Voici un livre qui va passionner les étudiants et les enseignants de la Faculté de langues de l’établissement universitaire qu’on appelait dans un passé récent l’Université des Sciences Humaines de Strasbourg, puis l’Université Marc Bloch, maintenant intégrée à la nouvelle Université de Strasbourg née en 2009 de la fusion des trois établissements issus de la division de l’ancienne université après les évènements de mai 1968. Mais son histoire est bien plus ancienne, puisqu’elle remonte à la création du Gymnase protestant par Jacques Sturm et Martin Bucer en 1538. Devenue une université de plein exercice en 1621, elle fut longtemps une des principales universités protestantes d’Europe. Cette situation ne changea pas après l’annexion de Strasbourg par Louis XIV en 1681, ni même après la Révocation de l’édit de Nantes en 1685, qui ne s’appliqua pas en Alsace. Les enseignements se faisaient d’abord en latin, puis en latin et en allemand. Le français ne se développa qu’à partir de la Révolution. L’étudiant le plus célèbre de cette période fut certainement Goethe, qui étudia le droit à Strasbourg d’avril 1770 à août 1771. L’apprentissage des langues était facultatif, au même titre que celui de l’escrime et de la danse. Elles étaient enseignées par des maîtres de langues, souvent des locuteurs natifs mal considérés et donc mal payés.

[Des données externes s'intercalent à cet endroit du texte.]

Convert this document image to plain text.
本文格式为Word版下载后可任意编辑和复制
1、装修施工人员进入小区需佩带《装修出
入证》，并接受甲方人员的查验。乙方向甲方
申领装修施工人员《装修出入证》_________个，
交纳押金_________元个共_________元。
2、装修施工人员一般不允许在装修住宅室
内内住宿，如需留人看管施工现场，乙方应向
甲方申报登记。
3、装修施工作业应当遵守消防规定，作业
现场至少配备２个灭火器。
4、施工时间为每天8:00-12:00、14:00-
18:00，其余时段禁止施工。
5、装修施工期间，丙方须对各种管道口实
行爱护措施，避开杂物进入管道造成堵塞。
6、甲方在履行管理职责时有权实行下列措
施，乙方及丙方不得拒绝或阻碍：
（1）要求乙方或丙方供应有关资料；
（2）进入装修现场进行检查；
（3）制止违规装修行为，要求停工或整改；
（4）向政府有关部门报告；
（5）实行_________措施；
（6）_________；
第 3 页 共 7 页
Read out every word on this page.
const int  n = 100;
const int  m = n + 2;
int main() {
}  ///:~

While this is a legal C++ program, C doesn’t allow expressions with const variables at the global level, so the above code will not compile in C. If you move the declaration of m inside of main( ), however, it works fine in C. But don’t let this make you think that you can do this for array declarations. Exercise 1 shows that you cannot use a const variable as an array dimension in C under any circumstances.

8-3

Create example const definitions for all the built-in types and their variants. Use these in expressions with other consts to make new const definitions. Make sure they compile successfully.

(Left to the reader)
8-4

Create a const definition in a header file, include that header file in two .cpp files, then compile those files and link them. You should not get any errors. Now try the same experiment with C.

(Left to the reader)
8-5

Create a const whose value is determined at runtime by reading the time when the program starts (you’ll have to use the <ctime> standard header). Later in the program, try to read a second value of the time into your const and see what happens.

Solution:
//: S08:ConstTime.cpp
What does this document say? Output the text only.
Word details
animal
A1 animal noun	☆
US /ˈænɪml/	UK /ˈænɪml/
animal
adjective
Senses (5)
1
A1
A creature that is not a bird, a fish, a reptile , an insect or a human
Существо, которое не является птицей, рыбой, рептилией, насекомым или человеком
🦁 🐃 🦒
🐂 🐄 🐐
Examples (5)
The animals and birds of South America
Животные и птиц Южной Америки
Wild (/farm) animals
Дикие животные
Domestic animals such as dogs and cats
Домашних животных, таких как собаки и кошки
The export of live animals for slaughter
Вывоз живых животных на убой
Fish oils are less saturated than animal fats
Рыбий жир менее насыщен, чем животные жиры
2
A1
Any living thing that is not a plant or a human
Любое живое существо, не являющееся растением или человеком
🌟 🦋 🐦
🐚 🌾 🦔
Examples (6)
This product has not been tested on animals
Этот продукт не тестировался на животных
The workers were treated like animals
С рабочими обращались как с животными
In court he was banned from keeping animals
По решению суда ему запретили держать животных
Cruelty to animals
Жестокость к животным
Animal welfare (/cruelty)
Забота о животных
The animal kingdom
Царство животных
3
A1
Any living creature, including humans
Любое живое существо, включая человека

La médecine et le droit étaient des matières pour lesquelles Strasbourg était très réputée. Mais à partir de 1752, il s’y développa aussi une « école diplomatique » qui attira les élites politiques européennes, et notamment Metternich, qui négocia pour l’Autriche au Congrès de Vienne en 1815. L’université subit quelques vicissitudes pendant la Révolution, mais elle fut finalement reconstituée en 1801 sous le nom de Séminaire protestant et intégrée au projet universitaire national engagé par Napoléon. La période 1808‐1810 vit la séparation des Sciences et des Lettres, ce qui permit un fort développement des études classiques à Strasbourg. L’enseignement se faisait en français et/ou en allemand. La première véritable percée des langues à Strasbourg fut la création d’une chaire de littérature étrangère en 1838, consacrée essentiellement à l’étude comparative des littératures d’Asie et d’Europe.

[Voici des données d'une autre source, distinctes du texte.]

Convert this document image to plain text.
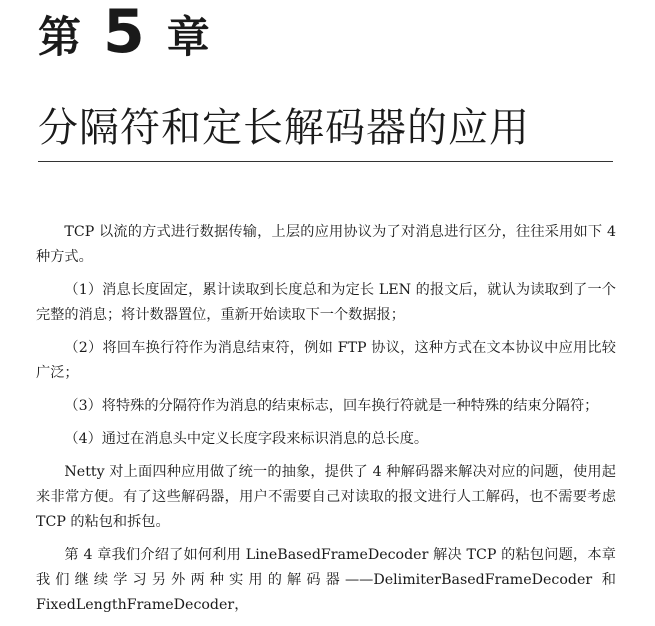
第 5 章
分隔符和定长解码器的应用

TCP 以流的方式进行数据传输，上层的应用协议为了对消息进行区分，往往采用如下 4 种方式。

（1）消息长度固定，累计读取到长度总和为定长 LEN 的报文后，就认为读取到了一个完整的消息；将计数器置位，重新开始读取下一个数据报；

（2）将回车换行符作为消息结束符，例如 FTP 协议，这种方式在文本协议中应用比较广泛；

（3）将特殊的分隔符作为消息的结束标志，回车换行符就是一种特殊的结束分隔符；

（4）通过在消息头中定义长度字段来标识消息的总长度。

Netty 对上面四种应用做了统一的抽象，提供了 4 种解码器来解决对应的问题，使用起来非常方便。有了这些解码器，用户不需要自己对读取的报文进行人工解码，也不需要考虑 TCP 的粘包和拆包。

第 4 章我们介绍了如何利用 LineBasedFrameDecoder 解决 TCP 的粘包问题，本章我们继续学习另外两种实用的解码器——DelimiterBasedFrameDecoder 和 FixedLengthFrameDecoder，
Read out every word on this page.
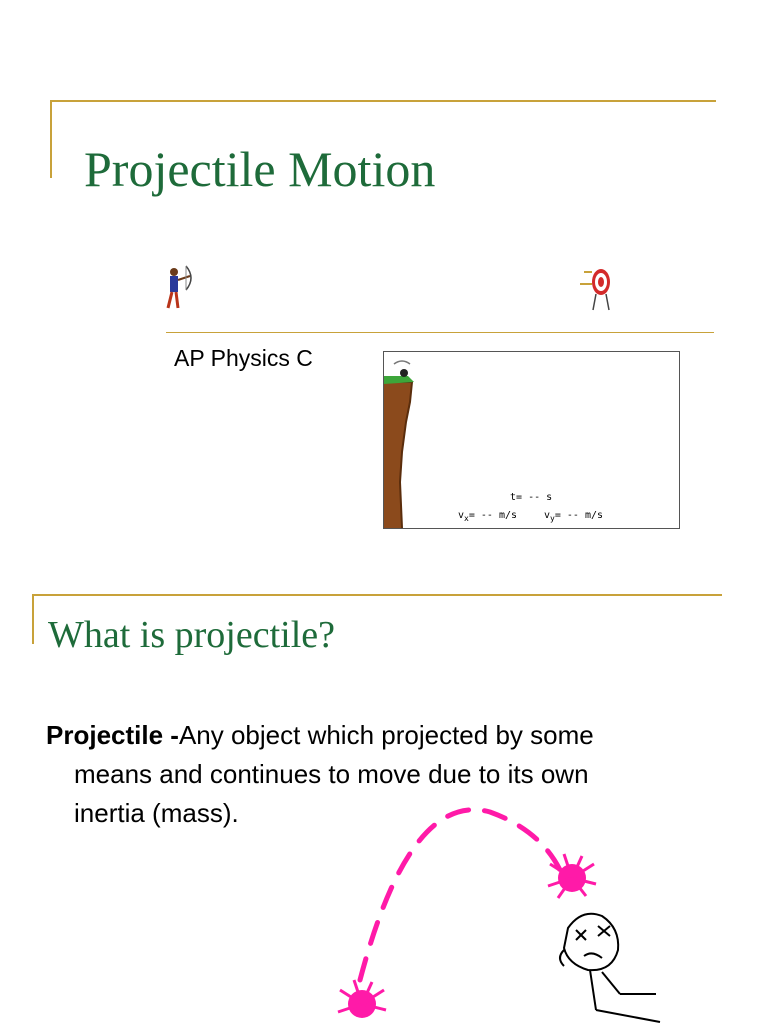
Projectile Motion
AP Physics C
t= -- s
$v_x= -- m/s$	$v_y= -- m/s$
What is projectile?
Projectile -Any object which projected by some
means and continues to move due to its own
inertia (mass).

La défaite française de 1870 et l’annexion de l’Alsace-Moselle bouleversèrent profondément l’université de Strasbourg. L’Allemagne décida de défranciser (entwelschen) autant que possible l’ensemble de la société, à commencer par l’école. Elle créa une toute nouvelle université, la Kaiser-Wilhelms-Universität (Université Empereur Guillaume), qui se développa considérablement jusqu’à la fin de la Première Guerre Mondiale. Car en effet, la KWU, comme d’ailleurs toute l’Alsace et Strasbourg en particulier, bénéficièrent grandement des importants investissements réalisés par l’Allemagne dans tous les secteurs de l’économie et de la culture, en partie pour acheter le cœur des Alsaciens, en partie aussi pour montrer au monde la supériorité allemande. Et effectivement, l’université put s’installer dans de nouveaux locaux modernes situés au cœur de la Neustadt, encore utilisés de nos jours. Le nombre de chaires augmenta dans toutes les disciplines et la KWU put accueillir des enseignants et des chercheurs renommés, tels Pasteur ou Roentgen. La bibliothèque, largement détruite lors des bombardements de 1870, fut reconstruite dans ses locaux actuels et compta jusqu’à un million de volumes en 1913. C’est ainsi que Strasbourg put accueillir de grands nombres d’étudiants en provenance de toute l’Europe. Concernant les langues, la romanistique se développa, mais elle se caractérisa par un certain conservatisme quant aux méthodes et par une dérive nationaliste chez certains philologues obsédés par l’ennemi héréditaire français. Certains professeurs nommés sur la chaire de romanistique se piquaient d’ailleurs de ne pas parler le français. La germanistique fut dotée de deux chaires et se développa elle aussi considérablement. Enfin, il faut noter une innovation remarquable, la création de la première chaire européenne d’études anglaises en 1872.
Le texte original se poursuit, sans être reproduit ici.